By Jeremy Batstone-Carr, European Strategist, Raymond James UK
The month of October has a notorious reputation for those invested in financial market assets. The crash of 1987 and before it the Wall Street crash of 1929 spring readily to mind, but this year’s version has been dominated, sadly, by conflict in the Middle East and more particularly by the war taking place in the Gaza strip between Israel and Hamas in retribution for the latter’s attack on the 7th of the month. Hostilities have served to remind investors of the Yom Kippur war between Israel and Syria / Egypt back in 1973, an event which triggered an OPEC oil embargo and subsequent inflation and recessions across much of the developed world as the price of crude surged. Truly distressing as the humanitarian aspect of all wars is, financial markets are dispassionate, asset pricing reflecting not just that which has come to pass but speculation as to how events might unfold, scenario analysis working through every aspect of a variety of potential outcomes from negotiated settlement through to wider conflict as other countries become embroiled.
…market participants are registering concern regarding possible outcomes, but not panic.
Over and above the direct consequences an escalated conflict might deliver, weakness across both stock and bond markets reflects concerns regarding so-called second round effects, an additional uncertainty surrounding the outlook for both economies and financial markets already anticipating slow levels of economic activity in certain geographic locations and a possible contraction in others. Strange as it might be to say it, market participants are registering concern regarding possible outcomes, but not panic. Although financial asset prices have fallen, they have not plunged and conditions remain generally orderly. This is not so much a case of studied insouciance as a reflection of the fact that markets have become used and grown resilient to geopolitical shocks.
…the financial markets’ first reaction to any form of conflict lies in the commodity…
If Russia’s invasion of Ukraine in 2022 serves as any kind of template, the financial markets’ first reaction to any form of conflict lies in the commodity and more particularly the energy markets. These, as in 1973, are the most obvious channels through which wars directly impact elsewhere and yet it is noticeable that despite fears that Iran, an ally of both Hamas and Hezbollah in Lebanon, might become embroiled, the crude oil price has held steady following an initial jump. In part this is being ascribed to the diminished importance of the Middle East as a contributor to global supply, its share of the market dropping from 40% in 1970 to around 30% today. Beyond that, US shale oil represents an alternative and more flexible source of supply and beyond again, most developed economies, including that of the eurozone in the wake of last year’s energy crisis, have developed sizeable strategic reserves available for drawdown in the event of any potential supply disruption.
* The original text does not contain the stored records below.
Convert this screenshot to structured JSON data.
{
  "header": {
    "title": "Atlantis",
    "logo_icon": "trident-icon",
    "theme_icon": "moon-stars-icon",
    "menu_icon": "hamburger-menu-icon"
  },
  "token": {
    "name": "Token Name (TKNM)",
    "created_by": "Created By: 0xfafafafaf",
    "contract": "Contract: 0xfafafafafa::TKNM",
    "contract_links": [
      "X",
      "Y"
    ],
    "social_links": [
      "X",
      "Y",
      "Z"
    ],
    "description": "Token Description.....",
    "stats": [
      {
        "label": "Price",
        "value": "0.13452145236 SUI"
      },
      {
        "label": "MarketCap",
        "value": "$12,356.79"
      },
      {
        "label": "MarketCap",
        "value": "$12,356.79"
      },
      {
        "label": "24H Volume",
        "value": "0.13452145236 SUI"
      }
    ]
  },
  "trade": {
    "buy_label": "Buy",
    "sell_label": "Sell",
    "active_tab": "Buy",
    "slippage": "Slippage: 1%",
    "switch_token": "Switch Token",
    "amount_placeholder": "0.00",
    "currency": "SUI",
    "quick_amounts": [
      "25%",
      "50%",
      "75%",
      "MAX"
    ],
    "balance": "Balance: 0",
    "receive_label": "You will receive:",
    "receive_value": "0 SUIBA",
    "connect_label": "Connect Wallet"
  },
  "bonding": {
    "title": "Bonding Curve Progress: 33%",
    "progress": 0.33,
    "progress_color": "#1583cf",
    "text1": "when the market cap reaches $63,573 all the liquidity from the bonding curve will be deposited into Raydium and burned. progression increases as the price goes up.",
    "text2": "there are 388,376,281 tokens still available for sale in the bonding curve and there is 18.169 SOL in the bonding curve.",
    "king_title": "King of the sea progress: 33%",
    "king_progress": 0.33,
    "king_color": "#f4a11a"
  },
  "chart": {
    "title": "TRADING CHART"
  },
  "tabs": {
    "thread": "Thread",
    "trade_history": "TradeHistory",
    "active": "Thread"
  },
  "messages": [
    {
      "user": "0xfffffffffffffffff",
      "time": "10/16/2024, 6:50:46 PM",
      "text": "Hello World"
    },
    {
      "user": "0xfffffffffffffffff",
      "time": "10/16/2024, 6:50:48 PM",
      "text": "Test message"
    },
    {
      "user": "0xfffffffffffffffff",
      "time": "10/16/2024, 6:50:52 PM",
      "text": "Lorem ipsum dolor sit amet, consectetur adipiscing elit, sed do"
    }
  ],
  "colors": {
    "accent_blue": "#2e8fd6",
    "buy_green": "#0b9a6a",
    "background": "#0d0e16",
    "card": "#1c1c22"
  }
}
None of this is to say that the crude price will not spike sharply in the event of an escalation, but for now support for financial markets is coming from a hitherto unlikely source. Having spent much of the post-pandemic period worrying about inflation’s persistence central bankers and financial markets are gearing up for a very welcome surprise as price pressures continue to diminish. Of course, a slower paced increase in the rate of inflation is not the same as outright deflation, but the encouraging news is that as the pressures of autumn 2022 drop out of annualised calculations, so price increases will abate, possibly sharply, over the autumn and winter. Furthermore, as the lagged impact of earlier interest rate increases make their way more fully into economic activity, and rising government bond yields do much of central banks’ monetary policy tightening for them, so the pressure to raise interest rates yet further is reduced.
For now, the world’s most important central banks continue to pedal the same message, interest rates will remain higher for longer in order to ensure that price pressures, once vanquished, do not re-emerge. This optionality is understandable given the opaque outlook, but investors can look forward with increasing confidence to the point at which that message will be forced to adjust. For now, the fact that inflation is holding above 2%-point medium term targets leaves no scope for any alteration, but central banks are not the best economic forecasters and mandates infer that policy must become more nuanced once price increases drop into target ranges. The UK government has targeted inflation to halve from its above 10% rate in December 2022 and will likely receive some much-needed good news on that front over the autumn. Indeed, a return to target by March / April next year cannot be ruled out, an event, were it to transpire, that could trigger lower interest rates much earlier than that envisaged by the markets or indeed, the Bank of England’s own forecasts. Positive surprises such as this are in great demand right now and would surely be welcomed by investors awaiting an upturn in the economic cycle.